The Joy of Mess

Introduction

Let's face it: young children are delightful, but they are messy. A three-year-old can create messes in minutes that put even the sloppiest adult to shame, and sometimes you can trace the path of a toddler by the trail of chaos they leave in their wake. Quick to create messes and slow to clean up, it can be enough to drive any parent or teacher nuts!


So no wonder we all, at some point or another, feel a strong temptation to keep our little ones away from messy things. After all, if we limit how much paint, dirt, water, and sand they can get their hands on, we limit the amount of cleaning up we have to do, right? And less cleaning up is more time for useful activities, isn't it?


Not really! In fact, there are few activities more useful for a young child than cleaning up a mess. One of the best things we can do for ourselves and the children we care for is to follow Dr. Montessori's advice to "become friendly with error" and learn to love the messes that naturally arise as children explore their world. A mess isn't a problem for a young child; it's an incredible gift. Experienced Montessori guides learn to take joy in messes because messes-- like all errors, mistakes, and challenges-- are what helps us all grow.


"The fact that we can all make mistakes makes us more friendly. Brotherhood comes along the path of errors, not the path of perfection."


-Maria Montessori



Things Happen

A Montessori classroom is full of messes just waiting to happen. All of those practical life works full of beads for spooning and lentils for pouring, buckets of soapy water being carried back and forth, pots of paint and trays full of small movable alphabet letters, and thirty little kids moving every which way... sooner or later something is going to crash. And when it does, all kinds of fantastic learning processes swing into action.


At the moment when the mess first happens-- a tray gets dropped, or a bucket gets spilled-- it's a perfect lesson in natural consequences. Young children are still refining their movements, and it's very normal for them to lose a bit of motor control when they get distracted or excited. When they experience the natural consequences of that, it shows them more clearly than any adult lecture could why it's important to be aware of their bodies in space. The natural laws of cause and effect are often the best teachers.


Second, once the mess happens, it's a problem to be solved. Assuming no one is hurt and there is no danger (in which case an adult should handle the clean-up), the mess presents a perfect incentive for children to think logically. What happened? What needs to be done to clean it up? What tools do we need? Where can we find them? How do we use them, and where does everything go back when we're done? To an adult, all of this is intuitive, but for young children, it's a wonderful exercise in procedural, organized thinking, which is a foundational skill for the development of mathematical reasoning. When children figure these things out for themselves, and especially when they get lots of opportunities to do so, it strengthens their ability to remember and follow complex processes.

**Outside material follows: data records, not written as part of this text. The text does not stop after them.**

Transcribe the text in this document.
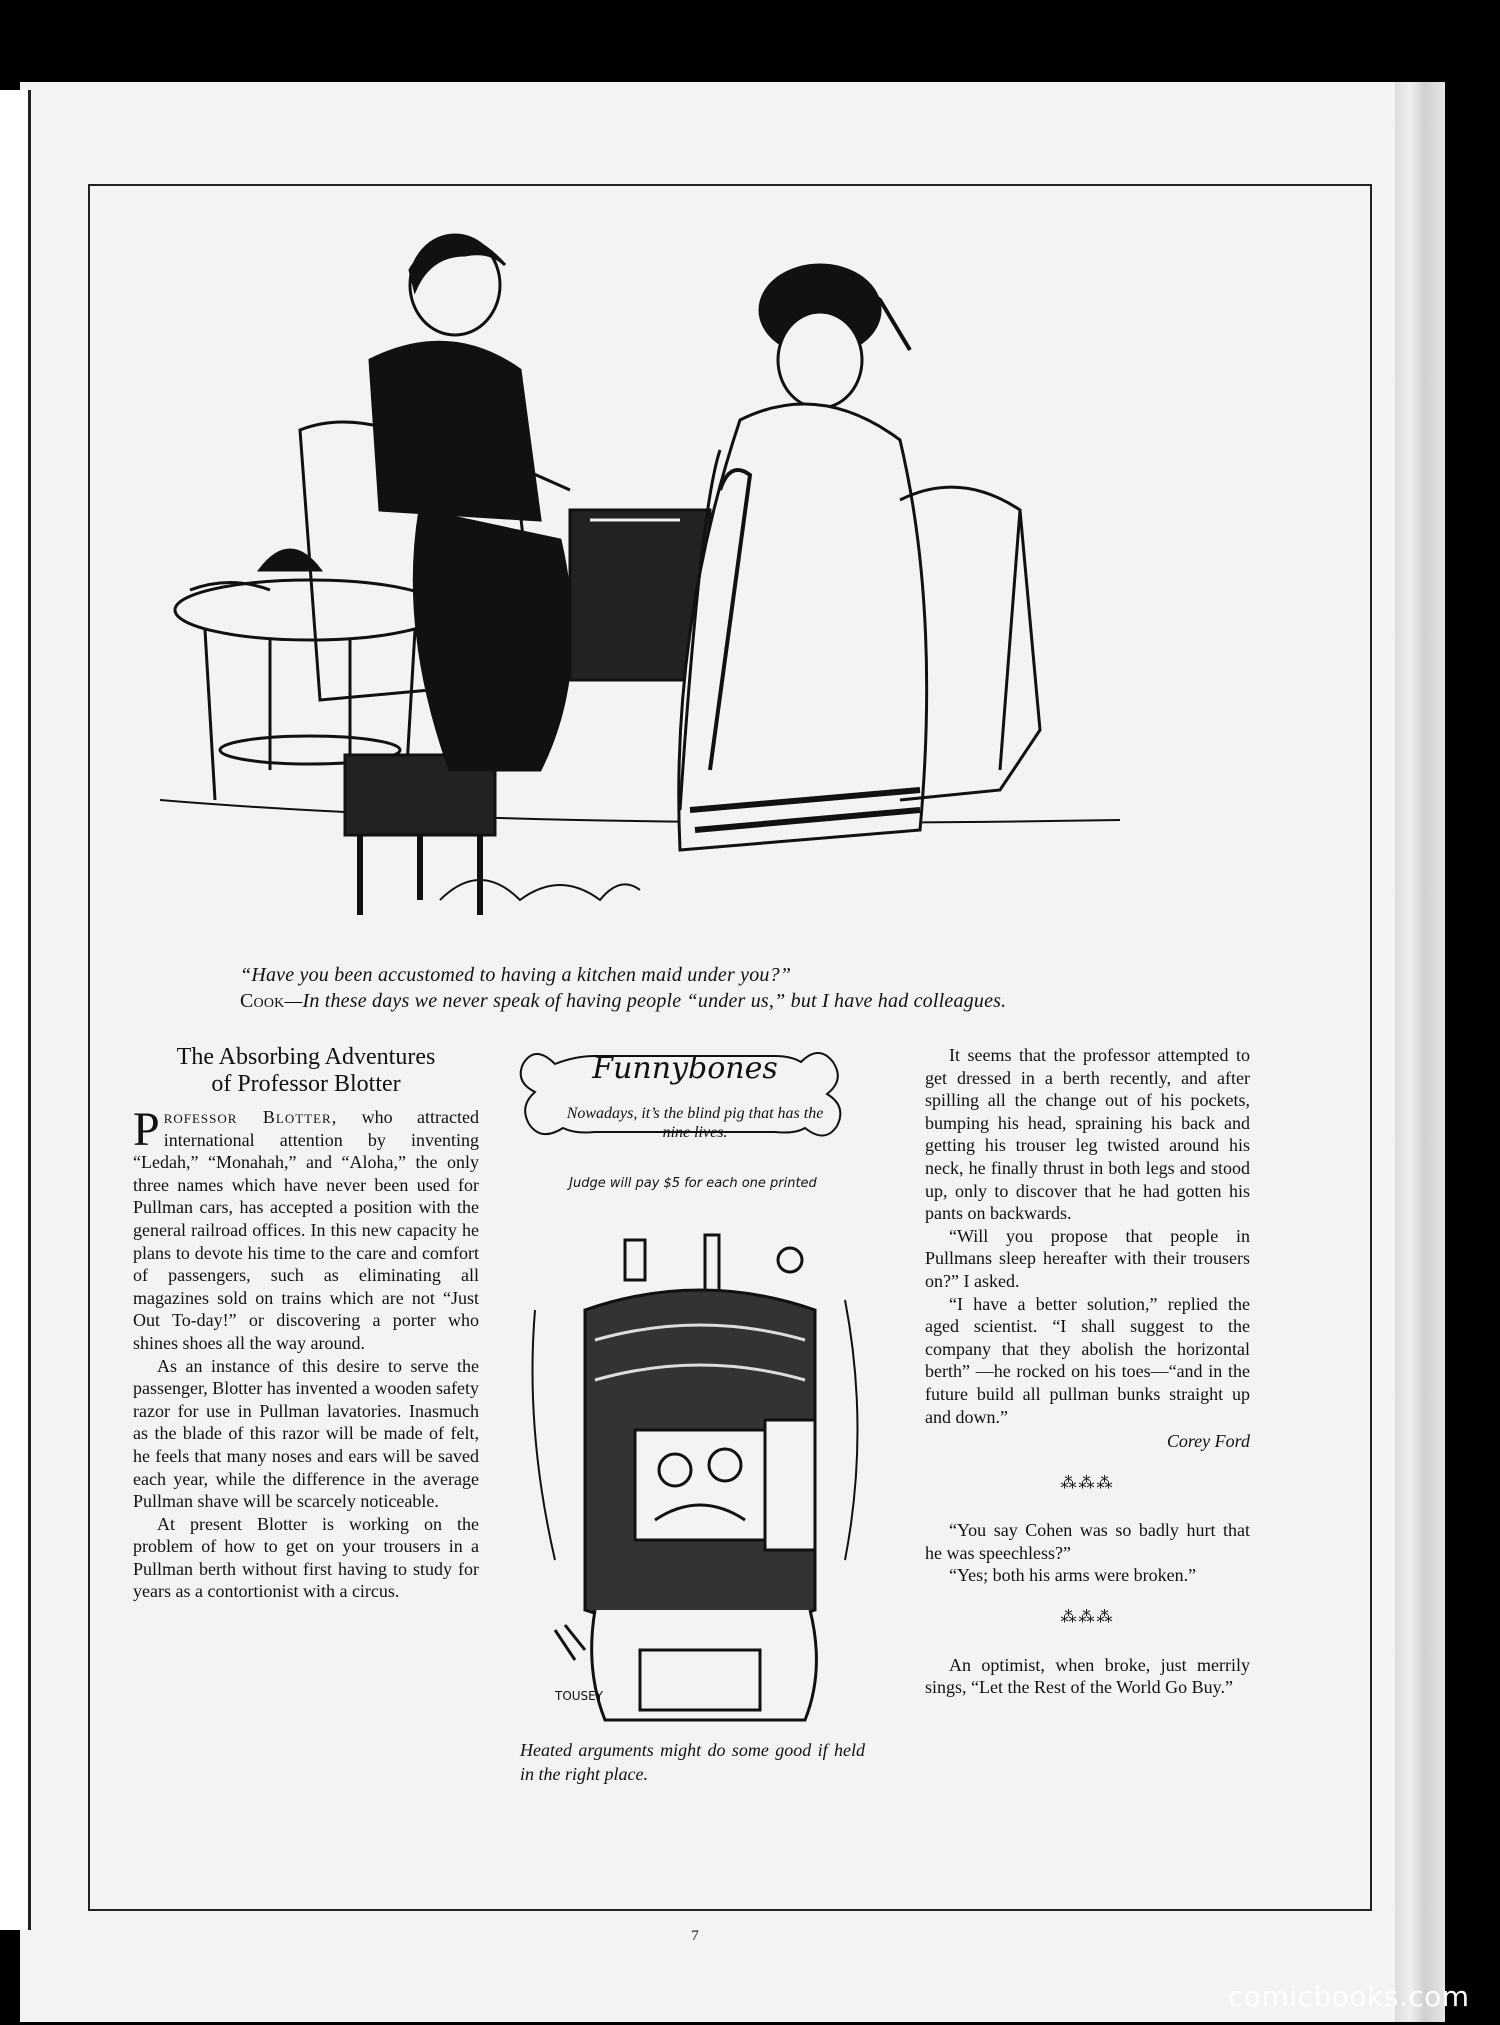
“Have you been accustomed to having a kitchen maid under you?”
Cook—In these days we never speak of having people “under us,” but I have had colleagues.
The Absorbing Adventures
of Professor Blotter

Professor Blotter, who attracted international attention by inventing “Ledah,” “Monahah,” and “Aloha,” the only three names which have never been used for Pullman cars, has accepted a position with the general railroad offices. In this new capacity he plans to devote his time to the care and comfort of passengers, such as eliminating all magazines sold on trains which are not “Just Out To-day!” or discovering a porter who shines shoes all the way around.

As an instance of this desire to serve the passenger, Blotter has invented a wooden safety razor for use in Pullman lavatories. Inasmuch as the blade of this razor will be made of felt, he feels that many noses and ears will be saved each year, while the difference in the average Pullman shave will be scarcely noticeable.

At present Blotter is working on the problem of how to get on your trousers in a Pullman berth without first having to study for years as a contortionist with a circus.

Funnybones
Nowadays, it’s the blind pig that has the nine lives.
Judge will pay $5 for each one printed
TOUSEY
Heated arguments might do some good if held in the right place.

It seems that the professor attempted to get dressed in a berth recently, and after spilling all the change out of his pockets, bumping his head, spraining his back and getting his trouser leg twisted around his neck, he finally thrust in both legs and stood up, only to discover that he had gotten his pants on backwards.

“Will you propose that people in Pullmans sleep hereafter with their trousers on?” I asked.

“I have a better solution,” replied the aged scientist. “I shall suggest to the company that they abolish the horizontal berth” —he rocked on his toes—“and in the future build all pullman bunks straight up and down.”

Corey Ford
⁂⁂⁂

“You say Cohen was so badly hurt that he was speechless?”

“Yes; both his arms were broken.”

⁂⁂⁂

An optimist, when broke, just merrily sings, “Let the Rest of the World Go Buy.”

7
comicbooks.com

Carrying out the clean-up then brings into play a whole set of motor skills. Some types of cleaning up, like sweeping, develop gross motor skills, while others-- think of picking up a bunch of spilled beads-- develop fine motor skills. In fact, highly active preschoolers are often the most enthusiastic about cleaning up, because it can involve quite a bit of exercise for a little body!

Show Them Early On

In toddler and primary classrooms, cleaning up is also a chance to develop social skills. Young children, despite their propensity to create messes, generally have a very strong love of order and take great delight in putting things right. When Montessori spoke of classrooms where the correction of error becomes a matter of general interest, she must have been thinking (in part) of the propensity of preschoolers to all pitch in together when a mess happens. Any big crash will draw a little crowd within moments, with the older ones planning what to do while the younger ones immediately jump in to start picking things up. At first, it may be a little chaotic, but with a few gentle adult cues and a bit of time, even very young children can quite effectively resolve a mess on their own.


"I love mess!"


-Marie Kondo



Cultivate a Positive Attitude

Finally, when the mess is cleaned up and the children have been able to bring things back into order on their own, they experience a boost in self-confidence and self-reliance. When Marie Kondo talks about loving a mess, she is in part referring to the sense of satisfaction that comes from the process of tidying up. Fixing things, restoring order, making amends-- we feel good when we have the chance to do these things for ourselves. It's a form of self-actualization, especially for little ones, who have a strong need to contribute meaningfully to their family and community but get few age-appropriate ways to do so.


What can we, as adults, do to help children get all these benefits from their messes? The first thing is to make sure they have access to the tools and skills they need to clean up. At home or at school, have child-sized brooms, dustpans, sponges, and drying cloths available where children can reach them, and model how to use them. Give children opportunities to practice the basic elements of cleaning up in a controlled way so that they know what to do when a real-world need arises.


But more importantly, we have to cultivate a positive attitude towards mess. It's natural for adults to dislike messes: since they're not a developmentally meaningful challenge for us, they don't provide the satisfaction and interest that they do for children. If we project our frustration and irritation with messes onto children, they may begin to develop a resistance to cleaning up, since they'll associate it with our negative emotions. However, if we can develop a friendly, warm feeling towards messes and clean up, we will see how they teach children coordination, organization, cooperation, and confidence.